ZTNA wird unverzichtbar

Während freiwillige Richtlinien und relevante Sicherheitsstandards entwickelt werden und Gesetze Unternehmen zur Verantwortung ziehen, gibt es einen essenziellen Faktor, der eine zentrale Rolle in jeder Sicherheitsstrategie spielt: Zero Trust Network Access (ZTNA).

Gesetze zum Datenschutz und zur Informationssicherheit zielen darauf ab, einen zuverlässigen Schutz von Unternehmensinformationen in Bezug auf Integrität, Authentizität, Verfügbarkeit und Vertraulichkeit zu gewährleisten. Die Einhaltung dieser Vorgaben ist zwingend erforderlich, um regelkonform zu bleiben.

Einige Branchen erweitern die gesetzlichen Vorschriften durch eigene Regelwerke, welche die Anforderungen in dieser Branche spezifisch adressieren sollen.

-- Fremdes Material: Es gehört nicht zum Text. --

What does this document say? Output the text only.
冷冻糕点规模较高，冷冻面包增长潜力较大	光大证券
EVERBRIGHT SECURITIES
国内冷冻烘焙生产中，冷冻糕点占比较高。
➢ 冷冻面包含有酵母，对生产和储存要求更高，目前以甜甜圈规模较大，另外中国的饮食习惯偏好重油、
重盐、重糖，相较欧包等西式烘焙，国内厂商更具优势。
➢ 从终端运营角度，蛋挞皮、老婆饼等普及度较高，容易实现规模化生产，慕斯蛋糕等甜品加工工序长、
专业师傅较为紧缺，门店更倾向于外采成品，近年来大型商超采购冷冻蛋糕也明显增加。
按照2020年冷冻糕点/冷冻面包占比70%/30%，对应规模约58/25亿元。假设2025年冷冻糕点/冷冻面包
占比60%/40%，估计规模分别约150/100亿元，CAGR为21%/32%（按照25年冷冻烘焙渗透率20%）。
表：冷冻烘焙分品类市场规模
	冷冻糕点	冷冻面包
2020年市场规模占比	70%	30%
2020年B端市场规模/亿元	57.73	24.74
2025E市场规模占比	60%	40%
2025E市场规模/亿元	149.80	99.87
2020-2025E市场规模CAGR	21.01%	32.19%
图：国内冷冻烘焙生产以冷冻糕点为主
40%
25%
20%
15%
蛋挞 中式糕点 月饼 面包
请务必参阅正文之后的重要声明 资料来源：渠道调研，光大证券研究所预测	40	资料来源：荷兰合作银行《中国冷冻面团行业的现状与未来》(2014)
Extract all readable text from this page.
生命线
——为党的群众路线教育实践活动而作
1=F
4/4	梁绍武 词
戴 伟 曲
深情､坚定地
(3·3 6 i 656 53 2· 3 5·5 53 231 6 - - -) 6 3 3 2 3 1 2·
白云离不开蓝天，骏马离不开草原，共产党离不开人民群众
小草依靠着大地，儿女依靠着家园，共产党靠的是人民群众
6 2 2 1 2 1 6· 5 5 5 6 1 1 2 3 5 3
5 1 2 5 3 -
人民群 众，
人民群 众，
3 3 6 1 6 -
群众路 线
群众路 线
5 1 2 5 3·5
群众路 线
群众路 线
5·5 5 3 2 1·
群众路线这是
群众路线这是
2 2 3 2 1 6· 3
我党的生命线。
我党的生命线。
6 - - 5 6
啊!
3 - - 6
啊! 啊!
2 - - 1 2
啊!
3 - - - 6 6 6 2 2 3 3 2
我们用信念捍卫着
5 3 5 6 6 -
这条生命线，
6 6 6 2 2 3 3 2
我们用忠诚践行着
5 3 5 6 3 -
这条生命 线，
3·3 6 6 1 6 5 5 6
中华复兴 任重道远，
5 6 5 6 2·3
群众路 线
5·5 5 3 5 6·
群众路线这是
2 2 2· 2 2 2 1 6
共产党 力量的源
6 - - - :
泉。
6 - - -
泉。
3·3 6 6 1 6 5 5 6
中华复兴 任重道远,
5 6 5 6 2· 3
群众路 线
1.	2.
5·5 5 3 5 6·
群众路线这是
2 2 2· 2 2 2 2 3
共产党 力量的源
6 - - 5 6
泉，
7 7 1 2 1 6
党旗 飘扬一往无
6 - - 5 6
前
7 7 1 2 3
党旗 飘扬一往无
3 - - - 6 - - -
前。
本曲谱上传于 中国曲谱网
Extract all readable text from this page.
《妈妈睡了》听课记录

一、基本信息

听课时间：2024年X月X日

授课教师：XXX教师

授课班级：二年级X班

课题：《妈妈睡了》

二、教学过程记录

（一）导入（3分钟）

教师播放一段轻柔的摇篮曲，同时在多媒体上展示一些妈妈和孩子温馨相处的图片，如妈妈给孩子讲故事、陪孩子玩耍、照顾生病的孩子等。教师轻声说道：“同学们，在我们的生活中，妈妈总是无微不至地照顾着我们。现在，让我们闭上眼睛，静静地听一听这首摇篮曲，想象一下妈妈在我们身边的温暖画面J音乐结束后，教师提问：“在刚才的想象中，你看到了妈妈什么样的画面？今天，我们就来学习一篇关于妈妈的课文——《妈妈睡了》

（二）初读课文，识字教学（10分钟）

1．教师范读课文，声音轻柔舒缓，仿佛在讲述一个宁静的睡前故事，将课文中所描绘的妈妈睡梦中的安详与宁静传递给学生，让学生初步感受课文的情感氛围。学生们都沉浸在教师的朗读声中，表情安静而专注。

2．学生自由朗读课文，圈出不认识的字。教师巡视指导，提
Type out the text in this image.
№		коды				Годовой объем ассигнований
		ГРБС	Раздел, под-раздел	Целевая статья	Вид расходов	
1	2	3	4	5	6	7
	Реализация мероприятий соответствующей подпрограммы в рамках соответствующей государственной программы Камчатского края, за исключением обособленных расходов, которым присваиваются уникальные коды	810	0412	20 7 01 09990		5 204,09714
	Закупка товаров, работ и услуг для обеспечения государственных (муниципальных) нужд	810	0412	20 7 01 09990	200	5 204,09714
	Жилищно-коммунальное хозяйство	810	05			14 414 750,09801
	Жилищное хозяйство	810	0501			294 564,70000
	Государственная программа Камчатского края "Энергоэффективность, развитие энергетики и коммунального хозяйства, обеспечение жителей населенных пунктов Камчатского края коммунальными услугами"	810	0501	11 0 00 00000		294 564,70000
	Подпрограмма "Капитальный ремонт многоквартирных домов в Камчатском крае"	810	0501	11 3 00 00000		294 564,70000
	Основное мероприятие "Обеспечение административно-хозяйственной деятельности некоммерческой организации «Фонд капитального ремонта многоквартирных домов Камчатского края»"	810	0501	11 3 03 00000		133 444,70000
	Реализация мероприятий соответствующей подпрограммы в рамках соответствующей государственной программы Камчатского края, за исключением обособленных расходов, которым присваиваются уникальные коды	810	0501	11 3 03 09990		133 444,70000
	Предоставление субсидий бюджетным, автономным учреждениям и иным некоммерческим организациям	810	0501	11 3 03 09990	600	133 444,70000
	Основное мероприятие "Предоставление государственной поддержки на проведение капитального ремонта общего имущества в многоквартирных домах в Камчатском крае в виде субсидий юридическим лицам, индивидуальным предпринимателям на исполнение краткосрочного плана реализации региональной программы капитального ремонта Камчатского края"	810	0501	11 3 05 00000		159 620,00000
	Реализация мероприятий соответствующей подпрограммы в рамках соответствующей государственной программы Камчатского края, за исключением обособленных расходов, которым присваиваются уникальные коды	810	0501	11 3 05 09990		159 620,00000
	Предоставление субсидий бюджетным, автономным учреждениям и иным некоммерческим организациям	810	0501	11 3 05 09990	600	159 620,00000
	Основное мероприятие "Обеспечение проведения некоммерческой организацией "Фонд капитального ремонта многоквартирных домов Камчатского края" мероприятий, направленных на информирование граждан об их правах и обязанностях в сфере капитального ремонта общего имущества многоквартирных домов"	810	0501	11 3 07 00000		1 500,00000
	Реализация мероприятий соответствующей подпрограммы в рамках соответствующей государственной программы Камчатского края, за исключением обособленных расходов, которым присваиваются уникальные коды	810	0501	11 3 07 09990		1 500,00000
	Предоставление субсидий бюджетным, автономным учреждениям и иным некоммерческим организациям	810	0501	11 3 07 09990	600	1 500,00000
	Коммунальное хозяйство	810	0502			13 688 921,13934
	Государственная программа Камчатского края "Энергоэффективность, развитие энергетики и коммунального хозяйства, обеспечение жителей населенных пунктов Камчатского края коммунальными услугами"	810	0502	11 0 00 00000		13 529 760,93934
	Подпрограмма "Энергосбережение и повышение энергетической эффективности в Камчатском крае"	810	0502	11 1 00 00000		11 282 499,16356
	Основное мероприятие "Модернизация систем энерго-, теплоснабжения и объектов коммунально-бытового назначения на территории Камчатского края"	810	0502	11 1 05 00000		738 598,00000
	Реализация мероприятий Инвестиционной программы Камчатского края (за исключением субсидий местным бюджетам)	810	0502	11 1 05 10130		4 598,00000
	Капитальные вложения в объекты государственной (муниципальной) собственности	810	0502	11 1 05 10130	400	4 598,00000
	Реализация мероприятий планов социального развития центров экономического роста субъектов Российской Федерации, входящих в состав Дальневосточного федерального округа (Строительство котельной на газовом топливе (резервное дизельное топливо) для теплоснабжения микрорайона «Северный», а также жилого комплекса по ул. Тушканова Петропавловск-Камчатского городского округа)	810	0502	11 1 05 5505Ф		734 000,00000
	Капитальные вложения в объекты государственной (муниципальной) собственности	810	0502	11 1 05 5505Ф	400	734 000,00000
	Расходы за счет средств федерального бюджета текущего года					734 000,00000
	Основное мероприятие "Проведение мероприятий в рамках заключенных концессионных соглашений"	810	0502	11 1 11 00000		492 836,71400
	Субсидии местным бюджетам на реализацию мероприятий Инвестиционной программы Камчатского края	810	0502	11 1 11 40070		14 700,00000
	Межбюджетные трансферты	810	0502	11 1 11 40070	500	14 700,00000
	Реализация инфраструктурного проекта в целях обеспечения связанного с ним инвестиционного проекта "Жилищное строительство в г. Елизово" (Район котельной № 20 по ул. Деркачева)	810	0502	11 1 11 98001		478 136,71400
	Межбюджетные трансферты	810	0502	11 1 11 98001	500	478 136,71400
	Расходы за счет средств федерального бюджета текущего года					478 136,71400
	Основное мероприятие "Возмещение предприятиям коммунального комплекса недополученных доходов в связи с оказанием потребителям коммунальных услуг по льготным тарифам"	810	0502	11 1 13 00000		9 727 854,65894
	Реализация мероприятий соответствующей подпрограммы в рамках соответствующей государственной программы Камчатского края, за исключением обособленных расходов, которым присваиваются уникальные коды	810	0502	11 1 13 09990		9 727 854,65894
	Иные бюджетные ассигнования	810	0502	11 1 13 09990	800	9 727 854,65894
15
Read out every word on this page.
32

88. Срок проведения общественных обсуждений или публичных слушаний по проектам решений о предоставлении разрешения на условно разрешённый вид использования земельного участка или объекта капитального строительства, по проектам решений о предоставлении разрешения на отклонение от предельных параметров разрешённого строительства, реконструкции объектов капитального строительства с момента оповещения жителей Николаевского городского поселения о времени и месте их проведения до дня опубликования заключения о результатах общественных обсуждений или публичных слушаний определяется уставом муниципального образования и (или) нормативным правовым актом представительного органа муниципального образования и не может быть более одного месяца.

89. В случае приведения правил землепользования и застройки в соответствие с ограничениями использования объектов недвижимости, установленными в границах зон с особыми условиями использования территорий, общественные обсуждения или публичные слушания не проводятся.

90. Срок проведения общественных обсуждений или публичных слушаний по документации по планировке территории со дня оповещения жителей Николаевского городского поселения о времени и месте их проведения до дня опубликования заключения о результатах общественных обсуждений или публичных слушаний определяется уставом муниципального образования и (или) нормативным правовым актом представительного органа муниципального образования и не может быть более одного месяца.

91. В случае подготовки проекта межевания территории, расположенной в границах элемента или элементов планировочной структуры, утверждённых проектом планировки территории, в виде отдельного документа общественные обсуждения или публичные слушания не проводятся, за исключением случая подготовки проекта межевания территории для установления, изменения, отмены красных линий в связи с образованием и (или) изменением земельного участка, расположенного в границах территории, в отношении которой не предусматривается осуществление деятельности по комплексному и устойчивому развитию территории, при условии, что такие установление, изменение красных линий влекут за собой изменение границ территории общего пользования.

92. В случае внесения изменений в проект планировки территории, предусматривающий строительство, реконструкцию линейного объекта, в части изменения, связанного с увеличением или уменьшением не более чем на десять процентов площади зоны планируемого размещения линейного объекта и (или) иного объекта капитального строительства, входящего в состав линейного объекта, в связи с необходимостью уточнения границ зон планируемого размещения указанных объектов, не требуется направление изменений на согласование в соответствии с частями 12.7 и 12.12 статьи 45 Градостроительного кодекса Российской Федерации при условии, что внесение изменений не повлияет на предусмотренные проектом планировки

Ein herausragendes Beispiel dafür ist der Verband der Automobilindustrie (VDA), der mit TISAX einen speziell auf die Anforderungen der Automobilbranche zugeschnittenen Standard für Informations- und Cybersicherheit geschaffen hat. Akteure und Komponenten in der Automobilbranche werden derzeit besonders intensiv vernetzt – zusammen mit der Kritikalität eines Autos wichtiger Treiber für höchste Sicherheitsstandards. Insbesondere im Bereich der Fahrerassistenz- (ADAS) und automatisierten Fahrfunktionen (AD) hängen Gesundheit und Leben der Fahrzeuginsassen von der korrekten Funktion aller Systeme ab.

Die Anforderungen an die Informationssicherheit in der Automobilbranche ziehen sich durch die gesamte, sehr komplexe Wertschöpfungskette. Hier spielen standardisierte Prozesse, automatisierte Workflows und revisionssichere Berichte eine entscheidende Rolle, für deren Sicherung eine besonders effektive Zugangskontrolle – etwa in Form einschlägiger Network-Access-Control-(NAC)-Lösungen – erforderlich ist.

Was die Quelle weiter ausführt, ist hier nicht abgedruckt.